Dès l’annonce, mardi 28 janvier, par Donald Trump de son plan de paix sur le conflit israélo-palestinien, qu’il qualifie d’« accord du siècle », le Quai d’Orsay s’est empressé de publier un communiqué saluant les efforts du président américain en faveur d’une solution à deux Etats, qui soit en conformité avec le droit international et les paramètres internationalement reconnus. Cette prise de position française précipitée, alors que le ministère des affaires étrangères reconnaît devoir examiner avec attention le plan qui ne lui a pas été transmis préalablement, est surprenante à plusieurs titres. Tout indique, en prenant connaissance des éléments essentiels de l’initiative américaine, que le droit international est proprement bafoué par Israël avec le soutien déterminé des Etats-Unis depuis l’élection de M. Trump.
Les résolutions du Conseil de sécurité des Nations unies n’ont empêché ni l’annexion par l’Etat hébreu de Jérusalem-¬Est, et les Etats¬-Unis d’y installer leur ambassade, ni l’extension de la colonisation en Cisjordanie (435 000 colons dans 130 colonies).
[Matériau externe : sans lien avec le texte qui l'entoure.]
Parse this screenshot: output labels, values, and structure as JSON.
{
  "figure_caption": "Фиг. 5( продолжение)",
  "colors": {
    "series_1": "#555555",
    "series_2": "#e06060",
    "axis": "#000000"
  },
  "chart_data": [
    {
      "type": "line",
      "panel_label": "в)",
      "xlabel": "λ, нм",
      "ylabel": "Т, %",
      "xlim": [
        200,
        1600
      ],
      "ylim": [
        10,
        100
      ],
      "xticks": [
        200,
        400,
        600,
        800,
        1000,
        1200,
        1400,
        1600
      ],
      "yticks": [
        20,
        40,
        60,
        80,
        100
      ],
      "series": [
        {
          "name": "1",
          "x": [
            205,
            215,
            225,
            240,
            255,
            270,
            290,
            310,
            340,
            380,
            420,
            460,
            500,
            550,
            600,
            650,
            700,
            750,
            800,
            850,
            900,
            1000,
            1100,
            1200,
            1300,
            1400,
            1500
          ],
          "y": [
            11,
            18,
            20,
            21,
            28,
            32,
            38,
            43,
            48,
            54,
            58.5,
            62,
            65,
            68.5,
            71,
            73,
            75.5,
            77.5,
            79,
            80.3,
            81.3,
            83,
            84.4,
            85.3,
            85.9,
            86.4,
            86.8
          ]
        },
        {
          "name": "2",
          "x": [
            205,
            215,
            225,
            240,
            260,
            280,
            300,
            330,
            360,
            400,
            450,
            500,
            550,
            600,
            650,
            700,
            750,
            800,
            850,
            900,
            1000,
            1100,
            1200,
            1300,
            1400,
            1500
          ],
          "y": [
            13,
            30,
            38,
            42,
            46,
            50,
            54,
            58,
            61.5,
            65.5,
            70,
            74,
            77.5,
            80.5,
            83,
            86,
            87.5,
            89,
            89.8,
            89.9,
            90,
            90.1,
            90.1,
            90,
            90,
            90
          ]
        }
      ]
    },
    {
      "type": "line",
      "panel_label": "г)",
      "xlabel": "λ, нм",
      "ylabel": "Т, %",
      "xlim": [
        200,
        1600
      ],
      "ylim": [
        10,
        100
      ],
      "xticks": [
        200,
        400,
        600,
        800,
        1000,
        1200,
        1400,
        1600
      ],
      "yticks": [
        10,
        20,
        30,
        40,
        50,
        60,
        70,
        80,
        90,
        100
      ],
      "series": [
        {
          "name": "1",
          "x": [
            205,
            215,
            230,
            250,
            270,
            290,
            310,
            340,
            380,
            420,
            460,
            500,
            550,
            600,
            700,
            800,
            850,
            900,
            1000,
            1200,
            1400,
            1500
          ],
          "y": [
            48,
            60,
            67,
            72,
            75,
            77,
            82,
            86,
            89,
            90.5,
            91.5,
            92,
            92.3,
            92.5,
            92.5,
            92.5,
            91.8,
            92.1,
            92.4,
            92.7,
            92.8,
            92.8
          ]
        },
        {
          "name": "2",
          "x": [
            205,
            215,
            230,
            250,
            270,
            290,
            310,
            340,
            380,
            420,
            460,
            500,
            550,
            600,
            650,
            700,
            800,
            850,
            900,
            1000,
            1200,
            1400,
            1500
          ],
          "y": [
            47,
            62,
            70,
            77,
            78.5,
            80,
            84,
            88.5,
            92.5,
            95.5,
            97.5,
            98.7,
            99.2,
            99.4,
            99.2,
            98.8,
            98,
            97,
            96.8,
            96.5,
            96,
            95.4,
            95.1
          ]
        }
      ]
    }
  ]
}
La plus récente résolution de l’ONU, remontant à 2016, à laquelle l’administration Obama s’était associée, condamnait clairement la poursuite de la colonisation, « en violation flagrante du droit international ». La France et l’Union européenne ont multiplié, sans réelle conviction, les déclarations se prononçant pour un Etat palestinien avec Jérusalem Est pour capitale.
Depuis son élection, Emmanuel Macron est resté discret sur cette question, pourtant au cœur de l’action diplomatique de la France depuis des décennies, et s’est contenté de reprendre la doxa européenne. L’impression domine, depuis les mandats de Nicolas Sarkozy et de François Hollande, que la diplomatie française est dénuée de vision stratégique globale sur les différentes crises du Proche¬-Orient, qui s’additionnent et se nourrissent les unes les autres. Isoler le foyer de tensions en Palestine, alors que sa charge symbolique pèse sur les autres crises régionales, est une erreur de perspective. Face à des situations tragiques de ces dernières années, notamment à Gaza, la diplomatie émotionnelle, et donc du temps court, l’a emporté sur la diplomatie de l’anticipation et du temps long.
De récents sondages révèlent que les Palestiniens dans leur majorité ne croient plus à la création de leur Etat et donnent la préférence à un Etat unique, dans lequel ils espèrent bénéficier des mêmes droits que la population israélienne. Mais, dans le même temps, ils redoutent de devoir subir une situation d’apartheid (le mot n’est plus tabou en Israël même). Déjà, la loi Etat¬-nation du peuple juif, adoptée par la Knesset en juillet 2018, officialise la discrimination envers les Arabes israéliens.
Point n’est nécessaire d’être devin pour prévoir de nouvelles explosions de violences à Gaza et dans les territoires, dont se nourriront des factions plus radicales que le Hamas. L’Iran soutient le Jihad islamique, à l’origine des récents tirs de roquettes sur le territoire israélien, tandis que la propagande de l’organisation Etat islamique (EI) désigne la reconquête de Jérusalem comme un objectif prioritaire.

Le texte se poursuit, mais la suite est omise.